Sezon przed Halloween zamykam świeżynką, dziesiątym filmem w serii Piła. Tak – Jigsaw i Spiral stały się tym samym kanoniczne, inaczej mielibyśmy numer 8 w tytule.
Chronologicznie SX dzieje się między pierwszą, a drugą częścią serii. John Kramer ma jeszcze siły, by szukać terapii na wyleczenie swojego raka. W grupie wsparcia trafia na człowieka, który twierdzi, że wyrok zapadł i umrze. Niedługo potem dochodzi do ich ponownego spotkania i ten sam facet mówi, iż pomogła mu eksperymentalna metoda, której nigdzie nie zatwierdzono, więc trzeba podjąć prywatne ryzyko, by zyskać szansę na wyleczenie. Trop prowadzi do Meksyku, gdzie zespół lekarzy działa w ukryciu i oferuje leczenie za bajońskie sumy. John zgadza się bez wahania. Gdy rzekome zabiegi dobiegają końca, a Kramer chce podziękować swoim wybawcom, prawda wychodzi na jaw. Wszystko jest oszustwem. Jigsaw rozpoczyna swoją zemstę.

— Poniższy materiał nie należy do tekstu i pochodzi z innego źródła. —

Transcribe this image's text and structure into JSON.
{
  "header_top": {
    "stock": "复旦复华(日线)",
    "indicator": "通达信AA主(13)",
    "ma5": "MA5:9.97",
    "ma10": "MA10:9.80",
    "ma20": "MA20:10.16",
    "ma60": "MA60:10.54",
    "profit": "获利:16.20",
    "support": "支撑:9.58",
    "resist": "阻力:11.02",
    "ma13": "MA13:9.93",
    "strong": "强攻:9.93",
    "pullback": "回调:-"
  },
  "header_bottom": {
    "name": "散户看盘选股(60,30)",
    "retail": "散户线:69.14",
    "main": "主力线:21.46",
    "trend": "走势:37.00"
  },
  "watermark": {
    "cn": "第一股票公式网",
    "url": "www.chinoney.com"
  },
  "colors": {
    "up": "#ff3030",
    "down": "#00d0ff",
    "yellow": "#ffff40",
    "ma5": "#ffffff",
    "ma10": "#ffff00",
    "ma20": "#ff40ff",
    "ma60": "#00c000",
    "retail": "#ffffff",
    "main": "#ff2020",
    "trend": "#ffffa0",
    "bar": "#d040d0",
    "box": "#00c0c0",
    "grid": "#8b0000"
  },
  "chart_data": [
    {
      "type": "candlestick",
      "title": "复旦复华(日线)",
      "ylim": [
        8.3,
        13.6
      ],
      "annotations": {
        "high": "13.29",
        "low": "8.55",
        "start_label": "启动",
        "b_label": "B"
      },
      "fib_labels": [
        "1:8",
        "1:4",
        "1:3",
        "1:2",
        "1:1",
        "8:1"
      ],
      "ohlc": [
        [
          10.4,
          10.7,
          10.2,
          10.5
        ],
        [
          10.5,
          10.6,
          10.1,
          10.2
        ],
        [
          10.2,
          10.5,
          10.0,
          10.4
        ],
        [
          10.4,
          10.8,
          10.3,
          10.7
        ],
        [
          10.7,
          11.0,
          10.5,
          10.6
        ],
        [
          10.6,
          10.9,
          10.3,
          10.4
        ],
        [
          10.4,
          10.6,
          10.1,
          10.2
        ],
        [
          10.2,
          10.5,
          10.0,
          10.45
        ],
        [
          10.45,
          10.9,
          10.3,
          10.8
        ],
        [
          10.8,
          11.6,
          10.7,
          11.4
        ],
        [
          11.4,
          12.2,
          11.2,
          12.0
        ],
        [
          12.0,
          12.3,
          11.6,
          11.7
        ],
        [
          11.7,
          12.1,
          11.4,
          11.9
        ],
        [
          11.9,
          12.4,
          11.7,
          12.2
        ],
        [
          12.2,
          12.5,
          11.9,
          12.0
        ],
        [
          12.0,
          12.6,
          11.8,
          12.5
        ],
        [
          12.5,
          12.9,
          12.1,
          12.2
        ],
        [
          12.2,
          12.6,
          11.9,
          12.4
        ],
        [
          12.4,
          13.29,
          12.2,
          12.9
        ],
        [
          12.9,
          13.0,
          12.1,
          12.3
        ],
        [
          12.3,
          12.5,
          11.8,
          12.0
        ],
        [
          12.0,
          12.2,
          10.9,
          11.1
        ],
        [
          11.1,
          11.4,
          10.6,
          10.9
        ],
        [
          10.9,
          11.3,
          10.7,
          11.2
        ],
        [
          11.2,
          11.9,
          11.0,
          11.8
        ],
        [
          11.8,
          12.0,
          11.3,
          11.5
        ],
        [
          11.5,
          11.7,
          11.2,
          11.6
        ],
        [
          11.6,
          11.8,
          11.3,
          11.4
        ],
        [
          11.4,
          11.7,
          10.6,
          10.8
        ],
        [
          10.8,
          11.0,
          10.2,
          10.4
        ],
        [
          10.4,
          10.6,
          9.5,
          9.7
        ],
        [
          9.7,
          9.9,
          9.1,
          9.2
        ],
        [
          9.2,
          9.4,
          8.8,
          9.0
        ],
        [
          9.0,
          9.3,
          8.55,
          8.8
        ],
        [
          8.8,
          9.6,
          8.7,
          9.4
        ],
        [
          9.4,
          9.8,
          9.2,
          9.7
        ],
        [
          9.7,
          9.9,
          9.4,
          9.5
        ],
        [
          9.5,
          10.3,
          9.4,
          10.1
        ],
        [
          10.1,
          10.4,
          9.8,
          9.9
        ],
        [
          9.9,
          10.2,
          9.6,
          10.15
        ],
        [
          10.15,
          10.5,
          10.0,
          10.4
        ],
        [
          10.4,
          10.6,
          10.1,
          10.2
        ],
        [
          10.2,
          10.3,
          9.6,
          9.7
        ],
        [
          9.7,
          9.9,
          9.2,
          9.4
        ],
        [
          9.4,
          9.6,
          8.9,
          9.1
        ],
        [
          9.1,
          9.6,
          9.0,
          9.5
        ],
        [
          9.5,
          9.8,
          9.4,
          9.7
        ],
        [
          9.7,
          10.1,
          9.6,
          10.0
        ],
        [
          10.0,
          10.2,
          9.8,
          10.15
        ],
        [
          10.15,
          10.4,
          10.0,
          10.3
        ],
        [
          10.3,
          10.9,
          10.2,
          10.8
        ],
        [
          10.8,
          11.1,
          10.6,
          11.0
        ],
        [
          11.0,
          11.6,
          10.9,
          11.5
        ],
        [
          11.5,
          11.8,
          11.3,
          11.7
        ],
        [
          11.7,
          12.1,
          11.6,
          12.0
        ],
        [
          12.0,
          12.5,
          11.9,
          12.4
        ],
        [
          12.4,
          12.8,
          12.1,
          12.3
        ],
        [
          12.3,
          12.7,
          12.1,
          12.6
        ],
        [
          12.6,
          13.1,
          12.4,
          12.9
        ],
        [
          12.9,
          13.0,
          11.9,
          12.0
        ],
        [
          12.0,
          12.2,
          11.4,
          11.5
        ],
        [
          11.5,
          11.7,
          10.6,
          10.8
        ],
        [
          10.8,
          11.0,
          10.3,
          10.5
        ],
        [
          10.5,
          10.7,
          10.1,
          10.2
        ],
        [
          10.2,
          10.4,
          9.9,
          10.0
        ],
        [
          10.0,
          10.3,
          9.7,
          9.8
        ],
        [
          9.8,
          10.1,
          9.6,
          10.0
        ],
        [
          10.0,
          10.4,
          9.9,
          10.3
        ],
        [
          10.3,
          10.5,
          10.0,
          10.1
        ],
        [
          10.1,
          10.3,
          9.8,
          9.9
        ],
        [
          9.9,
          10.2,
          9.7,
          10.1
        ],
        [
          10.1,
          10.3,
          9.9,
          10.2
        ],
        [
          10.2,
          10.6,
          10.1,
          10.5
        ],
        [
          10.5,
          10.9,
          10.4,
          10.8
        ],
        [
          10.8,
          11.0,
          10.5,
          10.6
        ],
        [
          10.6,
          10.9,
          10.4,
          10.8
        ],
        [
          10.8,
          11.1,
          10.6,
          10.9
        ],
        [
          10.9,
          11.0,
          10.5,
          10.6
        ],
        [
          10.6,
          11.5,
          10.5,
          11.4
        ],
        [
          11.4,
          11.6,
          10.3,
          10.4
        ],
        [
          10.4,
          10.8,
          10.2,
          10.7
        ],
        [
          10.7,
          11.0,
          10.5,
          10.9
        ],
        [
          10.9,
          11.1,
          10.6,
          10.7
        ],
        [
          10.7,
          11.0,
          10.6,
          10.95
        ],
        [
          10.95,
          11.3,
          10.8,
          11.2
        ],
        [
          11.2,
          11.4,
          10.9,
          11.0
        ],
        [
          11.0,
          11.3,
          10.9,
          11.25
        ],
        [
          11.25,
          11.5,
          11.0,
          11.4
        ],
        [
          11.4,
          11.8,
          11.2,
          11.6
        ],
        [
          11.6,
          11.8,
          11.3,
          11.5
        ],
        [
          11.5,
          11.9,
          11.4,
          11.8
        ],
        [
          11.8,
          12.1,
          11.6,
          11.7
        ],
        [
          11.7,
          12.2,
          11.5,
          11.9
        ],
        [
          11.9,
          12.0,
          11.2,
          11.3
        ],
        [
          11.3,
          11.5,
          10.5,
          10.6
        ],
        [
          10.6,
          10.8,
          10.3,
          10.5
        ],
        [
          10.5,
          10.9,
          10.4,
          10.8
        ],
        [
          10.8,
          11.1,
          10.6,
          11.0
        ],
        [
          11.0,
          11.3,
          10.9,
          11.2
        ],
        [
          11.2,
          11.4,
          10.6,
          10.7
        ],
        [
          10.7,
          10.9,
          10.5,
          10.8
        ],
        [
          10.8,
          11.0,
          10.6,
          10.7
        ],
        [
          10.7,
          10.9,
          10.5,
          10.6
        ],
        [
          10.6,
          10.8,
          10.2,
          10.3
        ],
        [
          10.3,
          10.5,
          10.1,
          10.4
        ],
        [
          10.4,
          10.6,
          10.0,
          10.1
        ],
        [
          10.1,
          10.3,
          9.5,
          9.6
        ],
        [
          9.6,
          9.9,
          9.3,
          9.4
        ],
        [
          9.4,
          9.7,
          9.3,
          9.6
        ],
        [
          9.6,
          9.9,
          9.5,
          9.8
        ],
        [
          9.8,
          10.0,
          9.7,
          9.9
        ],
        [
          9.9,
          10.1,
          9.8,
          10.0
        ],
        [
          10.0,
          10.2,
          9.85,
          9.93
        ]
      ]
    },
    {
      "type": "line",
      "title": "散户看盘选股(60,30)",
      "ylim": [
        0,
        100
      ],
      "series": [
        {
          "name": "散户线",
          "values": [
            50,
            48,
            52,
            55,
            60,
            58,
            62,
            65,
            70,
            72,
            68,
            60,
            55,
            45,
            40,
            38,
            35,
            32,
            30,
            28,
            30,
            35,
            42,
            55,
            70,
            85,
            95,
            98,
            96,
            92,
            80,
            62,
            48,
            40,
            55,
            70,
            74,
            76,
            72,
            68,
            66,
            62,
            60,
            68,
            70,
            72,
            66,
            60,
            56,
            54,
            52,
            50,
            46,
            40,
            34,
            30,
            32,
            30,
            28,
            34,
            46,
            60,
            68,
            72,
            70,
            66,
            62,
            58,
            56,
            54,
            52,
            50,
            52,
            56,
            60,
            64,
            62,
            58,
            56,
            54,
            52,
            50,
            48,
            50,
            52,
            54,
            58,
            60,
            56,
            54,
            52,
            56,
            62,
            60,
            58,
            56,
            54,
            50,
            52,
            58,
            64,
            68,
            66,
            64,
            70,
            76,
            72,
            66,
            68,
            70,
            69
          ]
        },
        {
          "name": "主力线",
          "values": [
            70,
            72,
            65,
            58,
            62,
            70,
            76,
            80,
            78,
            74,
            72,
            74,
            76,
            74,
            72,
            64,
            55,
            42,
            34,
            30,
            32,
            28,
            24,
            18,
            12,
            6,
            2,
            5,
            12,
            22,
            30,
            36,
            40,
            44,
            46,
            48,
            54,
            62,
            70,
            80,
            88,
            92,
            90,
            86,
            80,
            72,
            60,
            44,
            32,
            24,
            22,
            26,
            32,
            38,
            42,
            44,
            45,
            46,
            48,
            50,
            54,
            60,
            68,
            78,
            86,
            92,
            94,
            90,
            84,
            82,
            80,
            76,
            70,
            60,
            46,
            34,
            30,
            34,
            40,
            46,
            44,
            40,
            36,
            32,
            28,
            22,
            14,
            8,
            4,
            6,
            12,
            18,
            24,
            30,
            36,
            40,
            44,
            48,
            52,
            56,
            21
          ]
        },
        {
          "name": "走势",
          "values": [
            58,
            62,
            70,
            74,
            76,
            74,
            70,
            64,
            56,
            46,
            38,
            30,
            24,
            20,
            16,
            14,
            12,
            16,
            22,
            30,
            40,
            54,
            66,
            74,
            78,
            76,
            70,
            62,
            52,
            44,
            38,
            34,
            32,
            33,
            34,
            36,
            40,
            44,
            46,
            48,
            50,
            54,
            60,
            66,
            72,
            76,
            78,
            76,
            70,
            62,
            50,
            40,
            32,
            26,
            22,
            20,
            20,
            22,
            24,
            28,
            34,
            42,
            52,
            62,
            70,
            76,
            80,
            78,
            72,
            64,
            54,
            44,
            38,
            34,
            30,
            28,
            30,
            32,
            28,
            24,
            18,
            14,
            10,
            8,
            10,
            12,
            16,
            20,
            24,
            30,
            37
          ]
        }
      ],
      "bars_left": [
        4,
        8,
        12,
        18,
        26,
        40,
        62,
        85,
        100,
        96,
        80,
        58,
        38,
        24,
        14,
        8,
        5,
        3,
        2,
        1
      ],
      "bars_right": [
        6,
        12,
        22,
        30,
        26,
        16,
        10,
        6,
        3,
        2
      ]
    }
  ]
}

Jeśli miałbym wskazać moje ulubione części, to byłyby to: jedynka, dwójka, szóstka i teraz X. Łączy je dużo mniejsza w porównaniu do pozostałych odsłon warstwa śledztwa policyjnego i skupianie się przede wszystkim na uczestnikach gry. X pod wieloma względami wraca do korzeni. Wywalając wątek policji zyskuje więcej czasu na przebieg gry, zapoznanie się z łotrami oraz dorobienie tła Johnowi i Amandzie. Z dwugodzinnego seansu prawie godzina to sama gra. Pułapki są dość proste w konstrukcji, co ma podkreślić miejsce w linii czasu. Nijak nie zmniejsza to ich brutalności, a efekt końcowy jest jednym z najkrwawszych w serii.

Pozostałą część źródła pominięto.